Note that the official name of "Tribume" is "City of Tribune". Note also that the City of Tribune" is part of a consolidated city-county government called "City of Tribune and Greeley County."
Tribune has a a "city population" of 741 persons.
See this "Tribune City" map: http://www.ksdot.org/Assets/wwwksdotorg/bureaus/burTransPlan/maps/city-pdf/tribune.pdf
For those interest in the reality of the issue, this reference will explain how complicated the issue is.
Yes. Este works like an adjective, meaning it changes its ending depending on the gender and number of the object it refers to:
- este pueblo - this town (singular, masculine)

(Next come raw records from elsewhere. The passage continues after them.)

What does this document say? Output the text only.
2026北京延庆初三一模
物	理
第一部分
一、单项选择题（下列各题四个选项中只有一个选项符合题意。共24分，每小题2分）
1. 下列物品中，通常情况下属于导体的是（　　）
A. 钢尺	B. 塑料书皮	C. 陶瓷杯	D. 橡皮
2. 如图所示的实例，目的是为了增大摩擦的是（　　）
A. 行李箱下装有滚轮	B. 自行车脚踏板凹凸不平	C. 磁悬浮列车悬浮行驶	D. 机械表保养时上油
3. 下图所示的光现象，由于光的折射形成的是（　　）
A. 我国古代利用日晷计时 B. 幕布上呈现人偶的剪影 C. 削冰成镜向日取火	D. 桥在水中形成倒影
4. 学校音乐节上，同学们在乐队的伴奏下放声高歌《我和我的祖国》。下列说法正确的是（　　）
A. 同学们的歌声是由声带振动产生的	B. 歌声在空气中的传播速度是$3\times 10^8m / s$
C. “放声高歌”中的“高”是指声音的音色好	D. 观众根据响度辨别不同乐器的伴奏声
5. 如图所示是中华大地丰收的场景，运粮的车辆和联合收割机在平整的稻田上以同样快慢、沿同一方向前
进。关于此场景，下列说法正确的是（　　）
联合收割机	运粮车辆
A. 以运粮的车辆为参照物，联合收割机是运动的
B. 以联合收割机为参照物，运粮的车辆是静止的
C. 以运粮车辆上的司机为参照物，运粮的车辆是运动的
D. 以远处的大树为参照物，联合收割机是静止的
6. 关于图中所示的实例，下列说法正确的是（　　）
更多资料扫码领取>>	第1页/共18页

- esta playa - this beach (singular, feminine)
- estos hombres - these men (plural, masculine)
- estas mesas - these tables (plural, feminine)
You'll also stumble across esto occasionally, which is a neutral pronoun that is used when "this" is not referring to any particular noun. For example: "Esto no es bueno." - "This is not good."
Roger, esté is a conjugation of the verb estar, "to be". Specifically it's the 1st and 3rd-person singular Present Subjunctive form, so it's only used in some weird cases:
- No creo que él esté cansado. - I don't think that he is tired.
- Es importante que esté lista. - It's important that I am ready.
- Señor, esté más vigilante. - Sir, be more attentive.
It has nothing to do with the demonstrative este, which means "this".